Here's another one. 3.5% of this or 5% of that? Great champions like Klak, vd Wouwer, M Wouters, Roger Buvens never pay attention to such percentages.
They know as much about it as I do. What they did pay attention to was the price. I'm one of those too, so a bit frugal, and will never buy something that is unnecessarily expensive. Even (or certainly) not if it is for pigeons.
'Diet for me', I heard someone at the feed shop. 'And for me super diet,' said another. Wouldn't the price be the only difference?
A few percent more or less of this or that it really does not matter, dear readers. Not even on some grains. Long ago I had a very good hen that always came in last after training. What happened when that one wanted to eat can be guessed. Corn was never on her menu. The loft mates were away with that. Yet she beat the loft mates in the races.
'Junior' would be good food for youngsters, the name also indicates that.
Don't know how it is now, but when I once fell for it, it was a mixture with quite a few peas and no corn.
As far as I know there was no one who played well with babies with that so-called 'Junior', also called 'Liège mixture'. A lot of peas is recommended to get pigeons with blue flesh that are late in every race.
If there is one type of grain that is controversial, even among the champions, it is barley. 'Poison' says one, a champion like Dirk van Dijck loves it. He dares to give it a month at a time. Misconceptions are that it is easily digestible, pigeons do not get fat, the desire to mate diminishes. Have already seen fat pigeons that only got barley. Also hens that lay like hens. By the way, you read a lot of good things about it.
When it comes to feeding, you notice many contradictions, when it comes to the needs of a pigeon you are sometimes puzzled.
So you sometimes see that they start pecking and pulling at everything that is loose and stuck. Especially the sand in the garden seems to be a delicacy.
It once happened to me. When I let them go, they didn't take to the skies but rushed under the loft as quickly as possible. No sun 'comes' there, nothing grows, but it is precisely there that they satisfy their hunger… Yes, for what?
I once heard because the soil is acidic. What you also see with feral pigeons in city squares. They also rummage in places where there is no sun and young adults or drunkards urinate.
Klak once had that problem too. Two vets had told him that such pigeons were deficient in minerals. He gave several types of pickstone, mixes, mineral powders, electrolytes and so on, nothing helped. There will certainly be a shortage. But minerals? hmm. Klak didn't know, let alone me.
A guy calling himself a novice was confused by an article about lofts in which he had read that only two pigeons were allowed per cubic meter. What writer was that? A drunkard maybe? It would mean that in a loft of two by two by two no more than sixteen pigeons belong.
Have you ever been to the old lofts of Verkerk?
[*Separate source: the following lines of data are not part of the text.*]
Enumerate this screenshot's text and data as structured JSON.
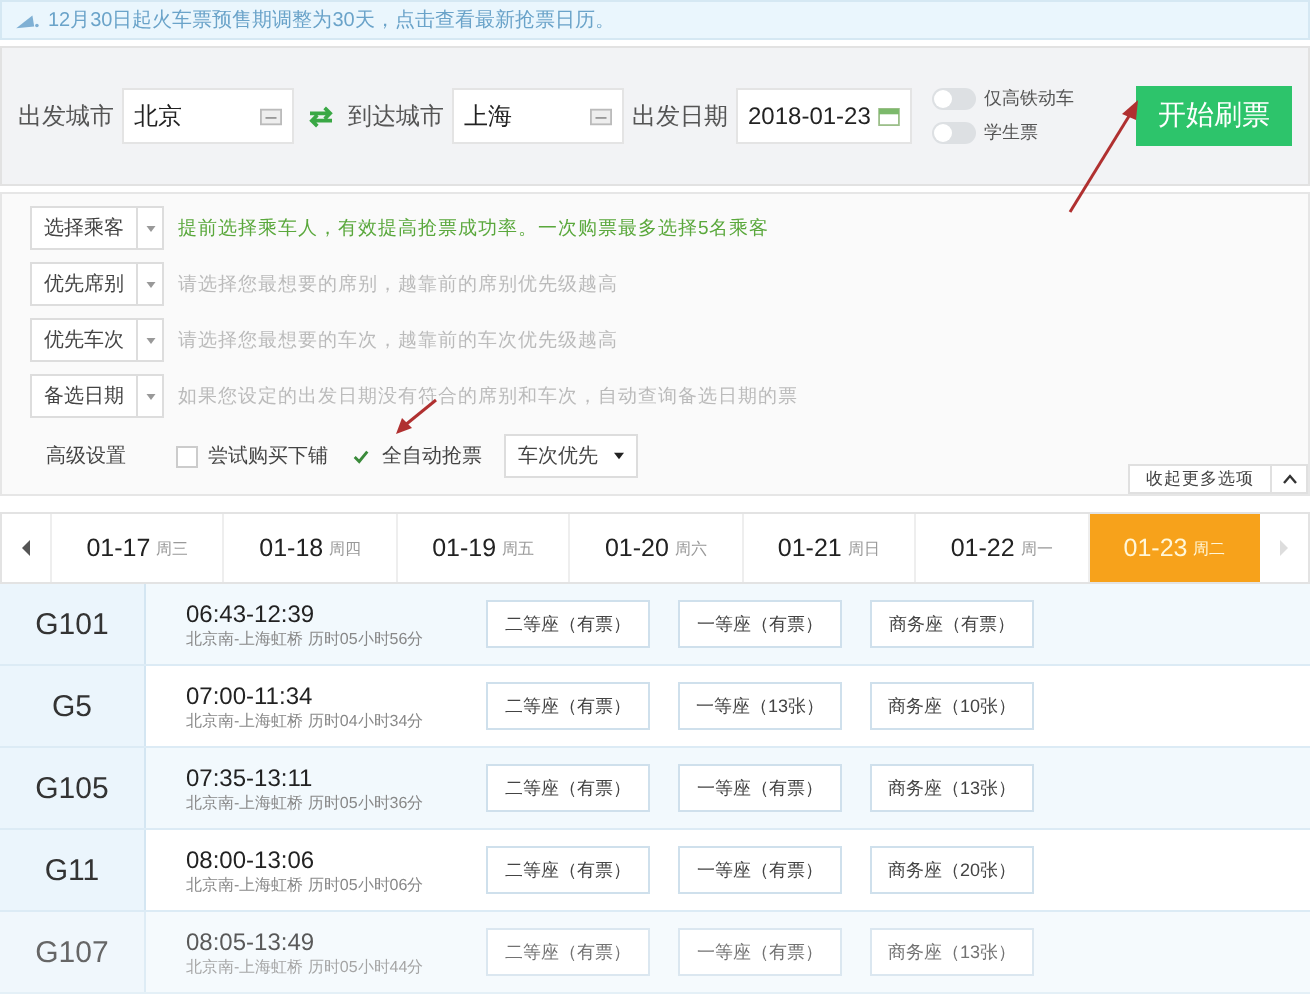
{
  "notice": {
    "text": "12月30日起火车票预售期调整为30天，点击查看最新抢票日历。"
  },
  "search": {
    "fields": [
      {
        "label": "出发城市",
        "value": "北京",
        "kind": "city"
      },
      {
        "label": "到达城市",
        "value": "上海",
        "kind": "city"
      },
      {
        "label": "出发日期",
        "value": "2018-01-23",
        "kind": "date"
      }
    ],
    "toggles": [
      {
        "label": "仅高铁动车",
        "on": false
      },
      {
        "label": "学生票",
        "on": false
      }
    ],
    "start_button": "开始刷票"
  },
  "options": [
    {
      "label": "选择乘客",
      "hint": "提前选择乘车人，有效提高抢票成功率。一次购票最多选择5名乘客",
      "emphasis": true
    },
    {
      "label": "优先席别",
      "hint": "请选择您最想要的席别，越靠前的席别优先级越高",
      "emphasis": false
    },
    {
      "label": "优先车次",
      "hint": "请选择您最想要的车次，越靠前的车次优先级越高",
      "emphasis": false
    },
    {
      "label": "备选日期",
      "hint": "如果您设定的出发日期没有符合的席别和车次，自动查询备选日期的票",
      "emphasis": false
    }
  ],
  "advanced": {
    "label": "高级设置",
    "checkboxes": [
      {
        "label": "尝试购买下铺",
        "checked": false
      },
      {
        "label": "全自动抢票",
        "checked": true
      }
    ],
    "priority": "车次优先",
    "collapse": "收起更多选项"
  },
  "date_tabs": [
    {
      "date": "01-17",
      "weekday": "周三",
      "selected": false
    },
    {
      "date": "01-18",
      "weekday": "周四",
      "selected": false
    },
    {
      "date": "01-19",
      "weekday": "周五",
      "selected": false
    },
    {
      "date": "01-20",
      "weekday": "周六",
      "selected": false
    },
    {
      "date": "01-21",
      "weekday": "周日",
      "selected": false
    },
    {
      "date": "01-22",
      "weekday": "周一",
      "selected": false
    },
    {
      "date": "01-23",
      "weekday": "周二",
      "selected": true
    }
  ],
  "trains": [
    {
      "code": "G101",
      "time": "06:43-12:39",
      "route": "北京南-上海虹桥 历时05小时56分",
      "seats": [
        "二等座（有票）",
        "一等座（有票）",
        "商务座（有票）"
      ],
      "faded": false
    },
    {
      "code": "G5",
      "time": "07:00-11:34",
      "route": "北京南-上海虹桥 历时04小时34分",
      "seats": [
        "二等座（有票）",
        "一等座（13张）",
        "商务座（10张）"
      ],
      "faded": false
    },
    {
      "code": "G105",
      "time": "07:35-13:11",
      "route": "北京南-上海虹桥 历时05小时36分",
      "seats": [
        "二等座（有票）",
        "一等座（有票）",
        "商务座（13张）"
      ],
      "faded": false
    },
    {
      "code": "G11",
      "time": "08:00-13:06",
      "route": "北京南-上海虹桥 历时05小时06分",
      "seats": [
        "二等座（有票）",
        "一等座（有票）",
        "商务座（20张）"
      ],
      "faded": false
    },
    {
      "code": "G107",
      "time": "08:05-13:49",
      "route": "北京南-上海虹桥 历时05小时44分",
      "seats": [
        "二等座（有票）",
        "一等座（有票）",
        "商务座（13张）"
      ],
      "faded": true
    }
  ]
}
Or Cees Everling's? There were three times as many on it. Or more.
I once visited a renowned fancier in Antwerp with a renowned 'young pigeon specialist'. The Antwerp guy races fantastic except... with youngsters. He knew our results with youngsters and that is why he invited us to talk and especially to look at his lofts. Beautiful lofts, I must say, but he had never been able to play well in them.
'And the birds have plenty of air, the lofts are thinly populated enough’ the Antwerp resident moaned in despair. You could say that. In a loft of about 5 x 2.5 meters there were barely 20 youngsters, as scared as can be (how could it be otherwise in such a large loft) but they looked healthy.
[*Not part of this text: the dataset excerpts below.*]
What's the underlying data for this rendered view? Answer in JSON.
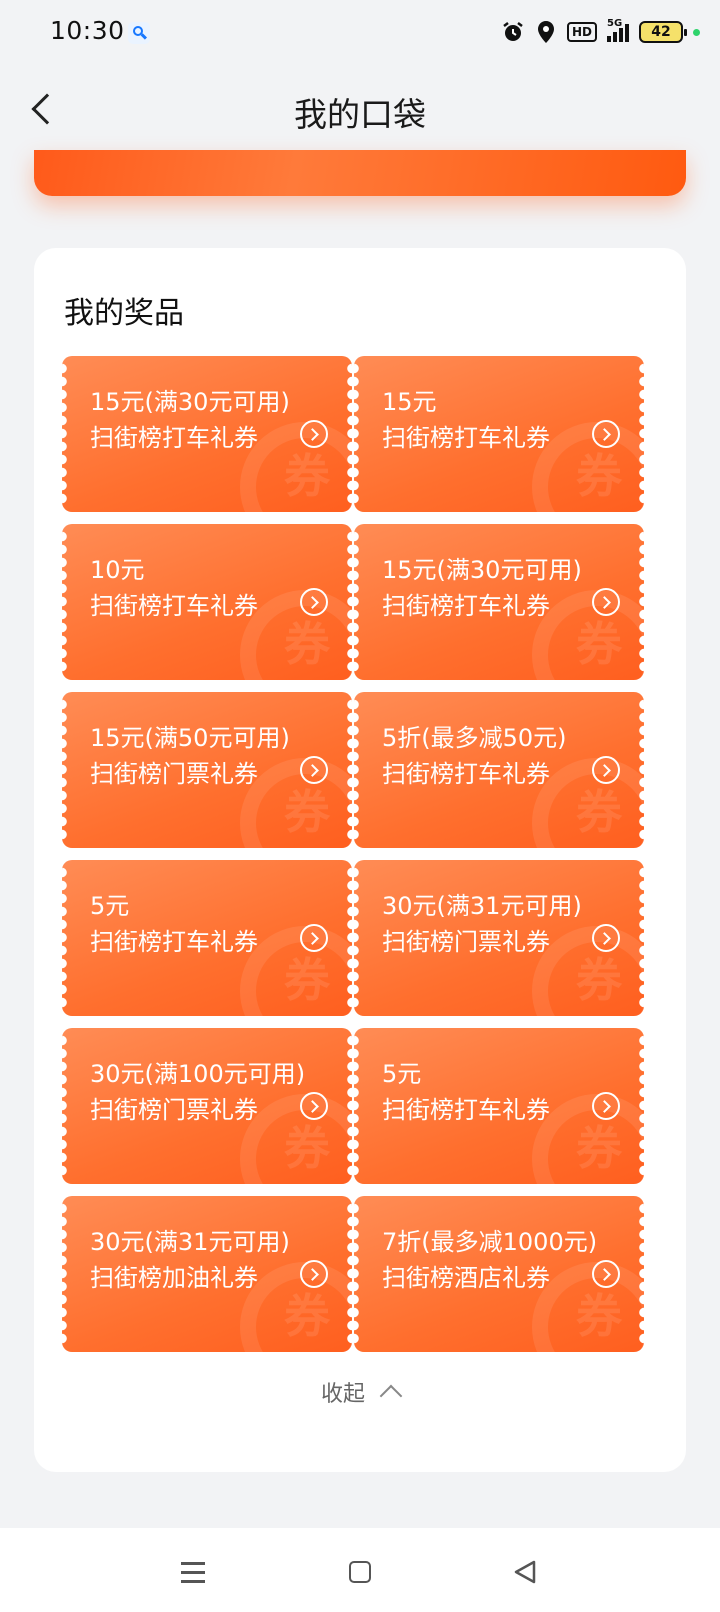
{
  "status_bar": {
    "time": "10:30",
    "network": "5G",
    "hd": "HD",
    "battery": "42"
  },
  "header": {
    "title": "我的口袋"
  },
  "prizes": {
    "title": "我的奖品",
    "coupons": [
      {
        "value": "15元(满30元可用)",
        "name": "扫街榜打车礼券"
      },
      {
        "value": "15元",
        "name": "扫街榜打车礼券"
      },
      {
        "value": "10元",
        "name": "扫街榜打车礼券"
      },
      {
        "value": "15元(满30元可用)",
        "name": "扫街榜打车礼券"
      },
      {
        "value": "15元(满50元可用)",
        "name": "扫街榜门票礼券"
      },
      {
        "value": "5折(最多减50元)",
        "name": "扫街榜打车礼券"
      },
      {
        "value": "5元",
        "name": "扫街榜打车礼券"
      },
      {
        "value": "30元(满31元可用)",
        "name": "扫街榜门票礼券"
      },
      {
        "value": "30元(满100元可用)",
        "name": "扫街榜门票礼券"
      },
      {
        "value": "5元",
        "name": "扫街榜打车礼券"
      },
      {
        "value": "30元(满31元可用)",
        "name": "扫街榜加油礼券"
      },
      {
        "value": "7折(最多减1000元)",
        "name": "扫街榜酒店礼券"
      }
    ],
    "watermark": "券",
    "collapse_label": "收起"
  },
  "colors": {
    "accent": "#ff6f2e",
    "page_bg": "#f2f3f5"
  }
}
The man has such a big name that we didn't have the guts to lecture him but on the way home we both thought the same thing:
'So few pigeons in a loft was precisely his problem. In such a large loft with so few youngsters there is no atmosphere, no jealousy, no struggle for one's own territory.
People who advise not to put more than two pigeons per cubic meter in a loft, are 'connoisseurs' who do not race pigeons themselves!
I said that the pigeons looked healthy. But that is not enough in today's pigeon sport', I added. Did he understand? hmm. Do not know.